Curried Butternut Squash Red Lentil Soup
Ingredients
- 1 tablespoon olive oil (optional)
- 1 medium onion, chopped
- 3 garlic cloves, minced
- 1 teaspoon curry powder
- 1/2 teaspoon coriander
- 1/2 teaspoon cumin
- 1/4 teaspoon turmeric
- 1/4 teaspoon garam masala
- 1 cup red lentils, rinsed
- 1 (15-ounce) can diced tomatoes
- 2 cups vegetable broth, plus more as needed
- 3 cups chopped butternut squash (3/4-inch pieces)
- Canned coconut milk, as desired
- Fresh lime juice to taste
- Salt and pepper to taste
- Chopped cilantro, for garnish
Preparation
Heat oil or broth in a large saucepan.
Cook onion for about 5 minutes, or until translucent.
Add garlic and cook for 30 seconds more.
Add curry powder, coriander, cumin, turmeric, garam masala.

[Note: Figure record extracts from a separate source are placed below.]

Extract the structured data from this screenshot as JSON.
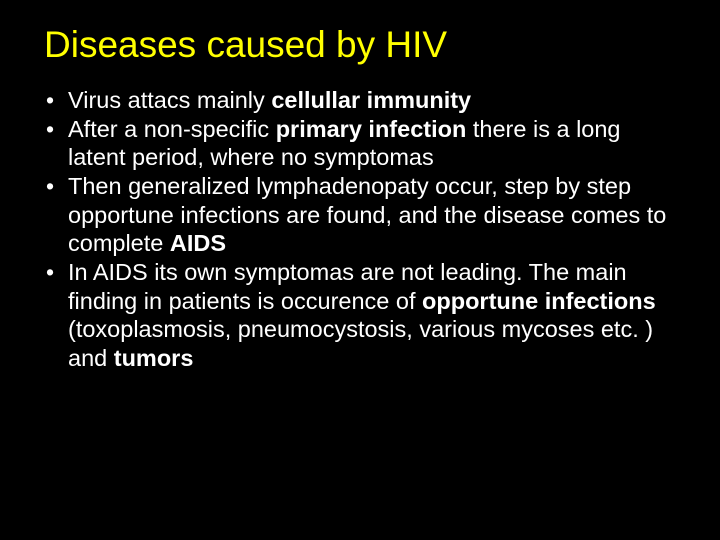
{
  "slide": {
    "background_color": "#000000",
    "title": {
      "text": "Diseases caused by HIV",
      "color": "#ffff00",
      "font_size_pt": 37,
      "font_family": "Verdana"
    },
    "body": {
      "text_color": "#ffffff",
      "font_size_pt": 23.5,
      "line_height": 1.22,
      "font_family": "Verdana",
      "bullet_char": "•",
      "bullets": [
        {
          "segments": [
            {
              "text": "Virus attacs mainly ",
              "bold": false
            },
            {
              "text": "cellullar immunity",
              "bold": true
            }
          ]
        },
        {
          "segments": [
            {
              "text": "After a non-specific ",
              "bold": false
            },
            {
              "text": "primary infection ",
              "bold": true
            },
            {
              "text": "there is a long latent period, where no symptomas",
              "bold": false
            }
          ]
        },
        {
          "segments": [
            {
              "text": "Then generalized lymphadenopaty occur, step by step opportune infections are found, and the disease comes to complete ",
              "bold": false
            },
            {
              "text": "AIDS",
              "bold": true
            }
          ]
        },
        {
          "segments": [
            {
              "text": "In AIDS its own symptomas are not leading. The main finding in patients is occurence of ",
              "bold": false
            },
            {
              "text": "opportune infections ",
              "bold": true
            },
            {
              "text": "(toxoplasmosis, pneumocystosis, various mycoses etc. ) and ",
              "bold": false
            },
            {
              "text": "tumors",
              "bold": true
            }
          ]
        }
      ]
    }
  }
}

Cook for 1 minute more.
Add red lentils, diced tomatoes, vegetable broth, and butternut squash. Bring to a gentle boil before reducing the heat. Simmer with the lid on for about 20 minutes, or until the lentils are cooked and the squash is just tender.
Transfer 2 cups of the curry (without the squash) to a blender. Blend until mostly smooth. Return to the saucepan.
Stir in desired amount of canned coconut milk and/or veggie broth until the desired soupiness.
Heat until warmed through, adding more broth, coconut milk, or non-dairy milk as needed.
Add fresh lime juice to taste.
Garnish with freshly chopped cilantro.